Overwhelmed by the severity of the climate impacts and the resulting human suffering, Abramoff, who was completing her postdoctorate in France at the time, began volunteering for Extinction Rebellion, helping proofread the activist group’s documents and media statements. Once she returned to the U.S. to take up her position at Oak Ridge, she was ready to risk arrest, which she did when she joined the global Scientist Rebellion protest in Washington, D.C., on April 6.

She couldn’t sleep the night before, she recalls. However, she wasn’t nervous about the experience of being in a processing cell “but of not actually being able to accomplish the task, which was to chain myself with four other women to the White House gate”, she says. “And we managed it.”
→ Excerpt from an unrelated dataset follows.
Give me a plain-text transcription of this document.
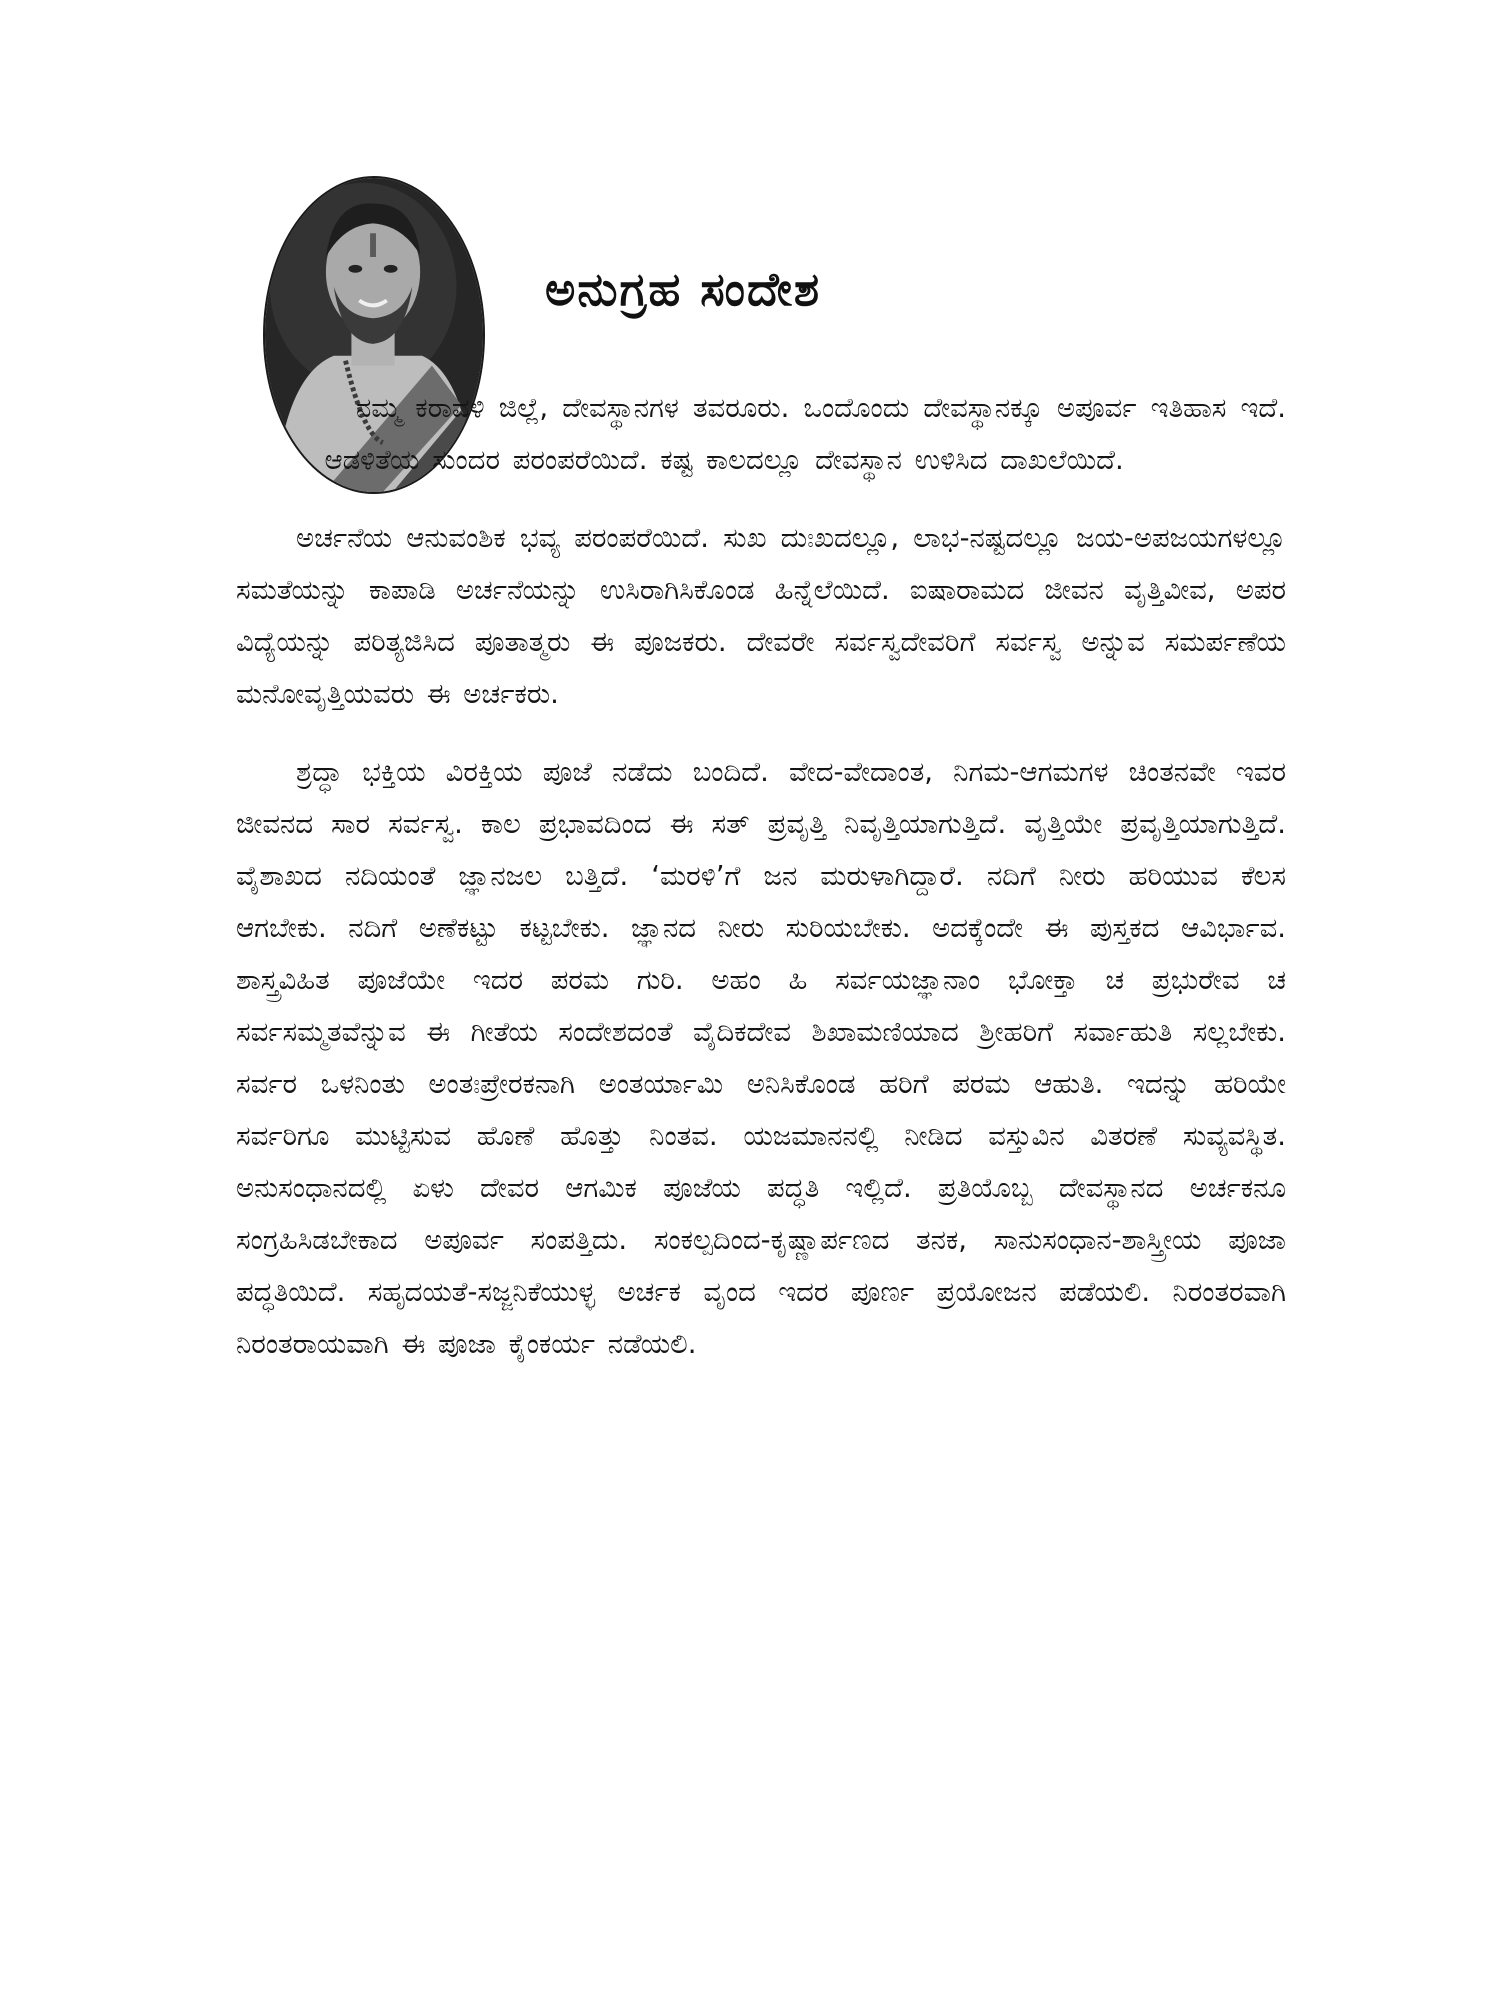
ಅನುಗ್ರಹ ಸಂದೇಶ

ನಮ್ಮ ಕರಾವಳಿ ಜಿಲ್ಲೆ, ದೇವಸ್ಥಾನಗಳ ತವರೂರು. ಒಂದೊಂದು ದೇವಸ್ಥಾನಕ್ಕೂ ಅಪೂರ್ವ ಇತಿಹಾಸ ಇದೆ. ಆಡಳಿತೆಯ ಸುಂದರ ಪರಂಪರೆಯಿದೆ. ಕಷ್ಟ ಕಾಲದಲ್ಲೂ ದೇವಸ್ಥಾನ ಉಳಿಸಿದ ದಾಖಲೆಯಿದೆ.

ಅರ್ಚನೆಯ ಆನುವಂಶಿಕ ಭವ್ಯ ಪರಂಪರೆಯಿದೆ. ಸುಖ ದುಃಖದಲ್ಲೂ, ಲಾಭ-ನಷ್ಟದಲ್ಲೂ ಜಯ-ಅಪಜಯಗಳಲ್ಲೂ ಸಮತೆಯನ್ನು ಕಾಪಾಡಿ ಅರ್ಚನೆಯನ್ನು ಉಸಿರಾಗಿಸಿಕೊಂಡ ಹಿನ್ನೆಲೆಯಿದೆ. ಐಷಾರಾಮದ ಜೀವನ ವೃತ್ತಿವೀವ, ಅಪರ ವಿದ್ಯೆಯನ್ನು ಪರಿತ್ಯಜಿಸಿದ ಪೂತಾತ್ಮರು ಈ ಪೂಜಕರು. ದೇವರೇ ಸರ್ವಸ್ವದೇವರಿಗೆ ಸರ್ವಸ್ವ ಅನ್ನುವ ಸಮರ್ಪಣೆಯ ಮನೋವೃತ್ತಿಯವರು ಈ ಅರ್ಚಕರು.

ಶ್ರದ್ಧಾ ಭಕ್ತಿಯ ವಿರಕ್ತಿಯ ಪೂಜೆ ನಡೆದು ಬಂದಿದೆ. ವೇದ-ವೇದಾಂತ, ನಿಗಮ-ಆಗಮಗಳ ಚಿಂತನವೇ ಇವರ ಜೀವನದ ಸಾರ ಸರ್ವಸ್ವ. ಕಾಲ ಪ್ರಭಾವದಿಂದ ಈ ಸತ್ ಪ್ರವೃತ್ತಿ ನಿವೃತ್ತಿಯಾಗುತ್ತಿದೆ. ವೃತ್ತಿಯೇ ಪ್ರವೃತ್ತಿಯಾಗುತ್ತಿದೆ. ವೈಶಾಖದ ನದಿಯಂತೆ ಜ್ಞಾನಜಲ ಬತ್ತಿದೆ. ‘ಮರಳಿ’ಗೆ ಜನ ಮರುಳಾಗಿದ್ದಾರೆ. ನದಿಗೆ ನೀರು ಹರಿಯುವ ಕೆಲಸ ಆಗಬೇಕು. ನದಿಗೆ ಅಣೆಕಟ್ಟು ಕಟ್ಟಬೇಕು. ಜ್ಞಾನದ ನೀರು ಸುರಿಯಬೇಕು. ಅದಕ್ಕೆಂದೇ ಈ ಪುಸ್ತಕದ ಆವಿರ್ಭಾವ. ಶಾಸ್ತ್ರವಿಹಿತ ಪೂಜೆಯೇ ಇದರ ಪರಮ ಗುರಿ. ಅಹಂ ಹಿ ಸರ್ವಯಜ್ಞಾನಾಂ ಭೋಕ್ತಾ ಚ ಪ್ರಭುರೇವ ಚ ಸರ್ವಸಮ್ಮತವೆನ್ನುವ ಈ ಗೀತೆಯ ಸಂದೇಶದಂತೆ ವೈದಿಕದೇವ ಶಿಖಾಮಣಿಯಾದ ಶ್ರೀಹರಿಗೆ ಸರ್ವಾಹುತಿ ಸಲ್ಲಬೇಕು. ಸರ್ವರ ಒಳನಿಂತು ಅಂತಃಪ್ರೇರಕನಾಗಿ ಅಂತರ್ಯಾಮಿ ಅನಿಸಿಕೊಂಡ ಹರಿಗೆ ಪರಮ ಆಹುತಿ. ಇದನ್ನು ಹರಿಯೇ ಸರ್ವರಿಗೂ ಮುಟ್ಟಿಸುವ ಹೊಣೆ ಹೊತ್ತು ನಿಂತವ. ಯಜಮಾನನಲ್ಲಿ ನೀಡಿದ ವಸ್ತುವಿನ ವಿತರಣೆ ಸುವ್ಯವಸ್ಥಿತ. ಅನುಸಂಧಾನದಲ್ಲಿ ಏಳು ದೇವರ ಆಗಮಿಕ ಪೂಜೆಯ ಪದ್ಧತಿ ಇಲ್ಲಿದೆ. ಪ್ರತಿಯೊಬ್ಬ ದೇವಸ್ಥಾನದ ಅರ್ಚಕನೂ ಸಂಗ್ರಹಿಸಿಡಬೇಕಾದ ಅಪೂರ್ವ ಸಂಪತ್ತಿದು. ಸಂಕಲ್ಪದಿಂದ-ಕೃಷ್ಣಾರ್ಪಣದ ತನಕ, ಸಾನುಸಂಧಾನ-ಶಾಸ್ತ್ರೀಯ ಪೂಜಾ ಪದ್ಧತಿಯಿದೆ. ಸಹೃದಯತೆ-ಸಜ್ಜನಿಕೆಯುಳ್ಳ ಅರ್ಚಕ ವೃಂದ ಇದರ ಪೂರ್ಣ ಪ್ರಯೋಜನ ಪಡೆಯಲಿ. ನಿರಂತರವಾಗಿ ನಿರಂತರಾಯವಾಗಿ ಈ ಪೂಜಾ ಕೈಂಕರ್ಯ ನಡೆಯಲಿ.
Abramoff went on to be arrested six more times, most recently for chaining herself to the Mountain Valley Pipeline, whose approval U.S. President Joe Biden signed into law last year. The $6.6bn pipeline, which is set to carry 56.6 million cubic metres (2 billion cubic feet) of shelled gas a day across West Virginia and Virginia, is estimated to emit 89 million metric tonnes of greenhouse gases a year.

In an opinion piece for The New York Times that she penned shortly after her dismissal from Oak Ridge, Abramoff describes how being a “well-behaved scientist” did not have any tangible effects. “I’m all for decorum, but not when it will cost us the earth,” she writes.